Артём, что называется, передал нас с рук на руки Серёжке и горячо всех поблагодарил. Он был искренне растроган и ужасно доволен удачно проведённым экспериментом по внедрению в столицу панк-рока. Итак, наш менеджер простился с нами, узнав предварительно, нет ли у нас проблем. Проблем не было, и мы отправились с Рыженко в гости к его друзьям, где нам пришлось дать ещё один концерт, правда, на этот раз уже камерный — тихий и пристойный. Все уже устали бесчинствовать и хотели спокойно поесть и отдохнуть. Рыженко спел нам несколько своих песен, несколько взбодрив уставших битников — это был настоящий артист, он проигрывал каждую песню, как маленький спектакль с захватывающим сюжетом, это было эдакое «фэнтези» — «Алиса в стране чудес» или что-то вроде того, это было просто здорово. Мы были трезвы, довольны всем и всеми, ну и собой, разумеется. Всё шло, как по маслу. Обменявшись телефонами с Рыженко и его друзьями, мы отправились на вокзал, где без проблем купили билеты, сели в поезд и преспокойно, в сладких снах доехали до Ленинграда — воистину, судьба хранила нас от неприятностей, которыми могли бы закончиться наши музыкальные игры.

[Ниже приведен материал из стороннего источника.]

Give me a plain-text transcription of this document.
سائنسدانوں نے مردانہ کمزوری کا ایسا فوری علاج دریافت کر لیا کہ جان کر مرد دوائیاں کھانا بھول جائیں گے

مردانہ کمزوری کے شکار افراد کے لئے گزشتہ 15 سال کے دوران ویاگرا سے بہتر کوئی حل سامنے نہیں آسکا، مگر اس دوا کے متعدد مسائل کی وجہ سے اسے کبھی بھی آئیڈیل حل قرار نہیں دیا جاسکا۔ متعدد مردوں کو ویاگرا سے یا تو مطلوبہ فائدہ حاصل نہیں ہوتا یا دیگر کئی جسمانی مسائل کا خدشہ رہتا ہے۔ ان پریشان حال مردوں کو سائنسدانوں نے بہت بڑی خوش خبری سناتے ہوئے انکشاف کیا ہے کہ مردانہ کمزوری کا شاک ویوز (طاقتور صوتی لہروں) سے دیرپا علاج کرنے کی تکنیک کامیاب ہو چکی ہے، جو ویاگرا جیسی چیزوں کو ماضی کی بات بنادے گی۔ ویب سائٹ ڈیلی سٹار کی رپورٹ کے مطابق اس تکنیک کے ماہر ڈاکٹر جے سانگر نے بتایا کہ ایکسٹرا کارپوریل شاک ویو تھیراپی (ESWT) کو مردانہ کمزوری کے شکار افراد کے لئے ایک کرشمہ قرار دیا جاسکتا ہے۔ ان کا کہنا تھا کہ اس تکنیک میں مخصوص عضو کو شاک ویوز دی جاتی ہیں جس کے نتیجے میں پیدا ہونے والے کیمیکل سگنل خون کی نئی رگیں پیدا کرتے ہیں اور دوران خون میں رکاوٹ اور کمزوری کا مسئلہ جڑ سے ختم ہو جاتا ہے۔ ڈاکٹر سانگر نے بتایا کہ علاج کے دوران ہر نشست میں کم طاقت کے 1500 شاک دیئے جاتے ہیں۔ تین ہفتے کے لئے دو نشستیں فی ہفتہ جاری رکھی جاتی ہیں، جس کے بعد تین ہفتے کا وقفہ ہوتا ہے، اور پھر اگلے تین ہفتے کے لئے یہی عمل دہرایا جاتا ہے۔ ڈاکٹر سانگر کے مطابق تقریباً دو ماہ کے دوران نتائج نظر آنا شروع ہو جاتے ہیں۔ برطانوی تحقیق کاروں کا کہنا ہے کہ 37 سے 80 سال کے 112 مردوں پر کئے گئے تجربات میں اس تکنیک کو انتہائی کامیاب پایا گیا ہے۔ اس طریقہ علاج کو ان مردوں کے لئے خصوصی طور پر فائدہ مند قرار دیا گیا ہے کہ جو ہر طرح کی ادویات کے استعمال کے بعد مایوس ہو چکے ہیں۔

Ленинград. Серое небо, как грязная вата, оно залепляет глаза и лицо. Грязь на улицах, которой с каждым годом становится всё больше и больше. Закопчённые фасады старых домов, серо-зеленоватые от налипшей на них грязи и копоти. Ряды мрачных чёрных дыр-выбитых окон в расселённых домах. На Литейном просто нечем дышать летом, а зимой невозможно ходить, не забрызгиваясь до колен грязной бурой снежной кашей. Выходишь к Неве, но с отравленной реки дует ветер, в котором нет кислорода. Почерневшие, с серыми пыльными листьями деревья Лиговки и Московского проспекта, призванные хоть немного оживить эти мрачные мёртвые ущелья. А Фонтанка, Фонтанка, в которой ещё в сороковых годах нашего века купались и стирали бельё, — она такая же как и Обводный канал, как Мойка, Канал Грибоедова — бензиновые пятна, мутная, непрозрачная вода… Асфальт, время от времени проваливающийся над теплотрассами и глотающий троллейбусы и машины, асфальт разбит повсюду — держатся только Невский, Московский и другие большие проспекты. Да, ещё — Кировский — правительственная трасса. И пьяные, пьяные, пьяные повсюду — весь город пропитан запахами бензиновой гари, прокисшего пива и портвейна, дымом различного состава и качества из бесчисленных труб заводов и фабрик. Пустые магазины, разваливающаяся в пальцах колбаса. У Московского вокзала первый памятник, встречающий приезжих — огромный каменный шестигранник с металлической остроконечной звездой на вершине, воткнутый посреди выжженной асфальтовой площади Восстания. Если ехать из аэропорта, вас встретит почти такая же стамеска на площади Победы, но там на вас будут направлены ещё и стволы винтовок и автоматов, которые сжимают в железных руках чёрные железные люди под чёрными железными знамёнами, что окружают монумент со всех сторон.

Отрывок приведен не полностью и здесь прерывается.